Under California Penal Code 17(b), certain crimes can be charged as a felony or a misdemeanor in court. If you are charged with a felony, your criminal defense attorney should try to get it reduced to a misdemeanor if it is a qualifying charge. In order to be a qualifying charge, it must be a wobbler.
A “wobbler” is a specific criminal charge that the law says can either be a felony or a misdemeanor. The District Attorney can decide whether they are going to charge you with a felony or a misdemeanor charge. They will usually look at your criminal record, the facts of the case, the extent of the damages or injuries in the case, whether there are mitigating or extenuating circumstances in the case, how much prosecution the victims want, etc…

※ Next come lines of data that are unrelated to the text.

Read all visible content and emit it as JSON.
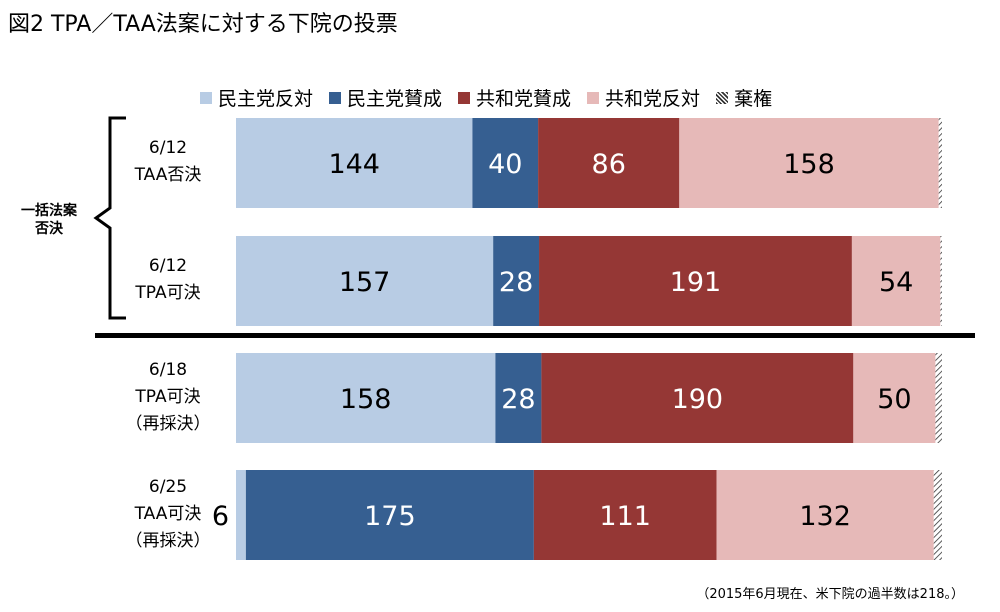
{
  "title": "図2 TPA／TAA法案に対する下院の投票",
  "note": "（2015年6月現在、米下院の過半数は218。）",
  "chart_data": {
    "type": "bar",
    "orientation": "horizontal",
    "stacked": true,
    "legend_placement": "top",
    "series": [
      {
        "name": "民主党反対",
        "color": "#b8cce4"
      },
      {
        "name": "民主党賛成",
        "color": "#365f91"
      },
      {
        "name": "共和党賛成",
        "color": "#953735"
      },
      {
        "name": "共和党反対",
        "color": "#e6b9b8"
      },
      {
        "name": "棄権",
        "color": "hatch"
      }
    ],
    "group_label": "一括法案\n否決",
    "rows": [
      {
        "label": [
          "6/12",
          "TAA否決"
        ],
        "values": [
          144,
          40,
          86,
          158,
          2
        ]
      },
      {
        "label": [
          "6/12",
          "TPA可決"
        ],
        "values": [
          157,
          28,
          191,
          54,
          1
        ]
      },
      {
        "label": [
          "6/18",
          "TPA可決",
          "（再採決）"
        ],
        "values": [
          158,
          28,
          190,
          50,
          4
        ]
      },
      {
        "label": [
          "6/25",
          "TAA可決",
          "（再採決）"
        ],
        "values": [
          6,
          175,
          111,
          132,
          5
        ]
      }
    ]
  }
}
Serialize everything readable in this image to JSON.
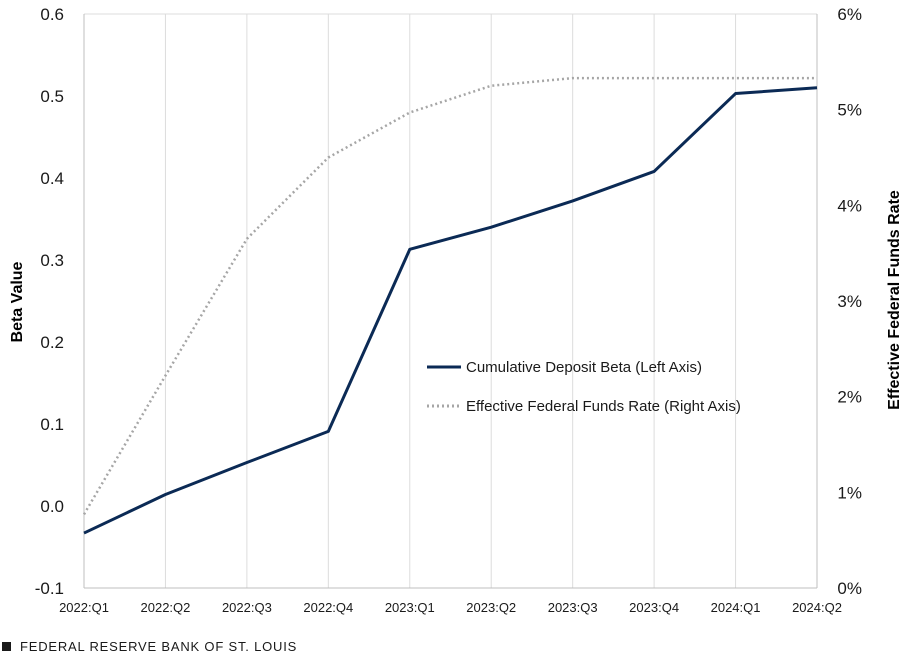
{
  "chart_data": {
    "type": "line",
    "categories": [
      "2022:Q1",
      "2022:Q2",
      "2022:Q3",
      "2022:Q4",
      "2023:Q1",
      "2023:Q2",
      "2023:Q3",
      "2023:Q4",
      "2024:Q1",
      "2024:Q2"
    ],
    "ylabel_left": "Beta Value",
    "ylabel_right": "Effective Federal Funds Rate",
    "ylim_left": [
      -0.1,
      0.6
    ],
    "ylim_right": [
      0,
      6
    ],
    "yticks_left": [
      "-0.1",
      "0.0",
      "0.1",
      "0.2",
      "0.3",
      "0.4",
      "0.5",
      "0.6"
    ],
    "yticks_right": [
      "0%",
      "1%",
      "2%",
      "3%",
      "4%",
      "5%",
      "6%"
    ],
    "legend_position": "center-right",
    "grid": "vertical",
    "series": [
      {
        "name": "Cumulative Deposit Beta (Left Axis)",
        "axis": "left",
        "style": "solid",
        "color": "#0b2a55",
        "values": [
          -0.033,
          0.014,
          0.053,
          0.091,
          0.313,
          0.34,
          0.372,
          0.408,
          0.503,
          0.51
        ]
      },
      {
        "name": "Effective Federal Funds Rate (Right Axis)",
        "axis": "right",
        "style": "dotted",
        "color": "#a6a6a6",
        "values": [
          0.77,
          2.22,
          3.65,
          4.5,
          4.97,
          5.25,
          5.33,
          5.33,
          5.33,
          5.33
        ]
      }
    ]
  },
  "footer": {
    "text": "FEDERAL RESERVE BANK OF ST. LOUIS"
  }
}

There are many listed wobbler criminal charges, but the most common ones are Penal Code 459-460(b) – Commercial Burglary, Penal Code 422 – Criminal Threats, Penal Code 245(a)(1) – Assault With a Deadly Weapon, Penal Code 273.5 – Domestic Violence, and Vehicle Code 23153 – Driving Under the Influence Causing Injury.
A 17(b) motion is a request or a motion made to the Court to reduce your felony charge or conviction to a misdemeanor charge or conviction.
If you are currently in court facing a felony charge, your attorney can make a 17(b) motion on your behalf to request that your felony charge be reduced to a misdemeanor charge. Your attorney can make this motion at the end of a preliminary hearing, at a court chambers conference, or at the end of a jury trial during sentencing. That is why it is crucial to have a good criminal defense attorney to fight for you and persuade the Judge why you should only be charged with a misdemeanor and not a felony.
If you are asking for an expungement of a felony and your prior conviction is a wobbler, your attorney will first request that the Judge grant a motion to reduce the prior felony conviction to a misdemeanor and then expunge it. This looks better on your record overall. However, in order to reduce a felony to a misdemeanor before an expungement, you must have been granted probation and not sentenced to state prison.
For obvious reasons, a misdemeanor is better than a felony. It means less maximum punishment, informal probation usually instead of formal probation or parole, and looks better on your record overall. Also, many employers only ask if you have felony convictions on job applications. They usually don’t care about misdemeanor convictions. And if you only have a misdemeanor on your record, you will not lose certain rights that you will lose if you have a felony on your record, such as the right to serve on a jury, certain gun rights, and applying for certain state licenses. Immigration consequences will also drastically change if you have a felony conviction versus a misdemeanor conviction.
There are many factors a Judge will consider when deciding whether to grant or deny your attorney’s request to reduce your felony charge to a misdemeanor charge. They will look at your prior criminal record, your age, your ties to the community, whether you have a job or are in school, the facts of the case, the extent of damages or injuries to the other parties, and any other mitigation factors that your attorney needs to present and argue on your behalf to the Judge. Typically, the District Attorney will oppose your attorney’s 17(b) motion and it will take a good criminal defense attorney to persuade the Judge to do it anyways.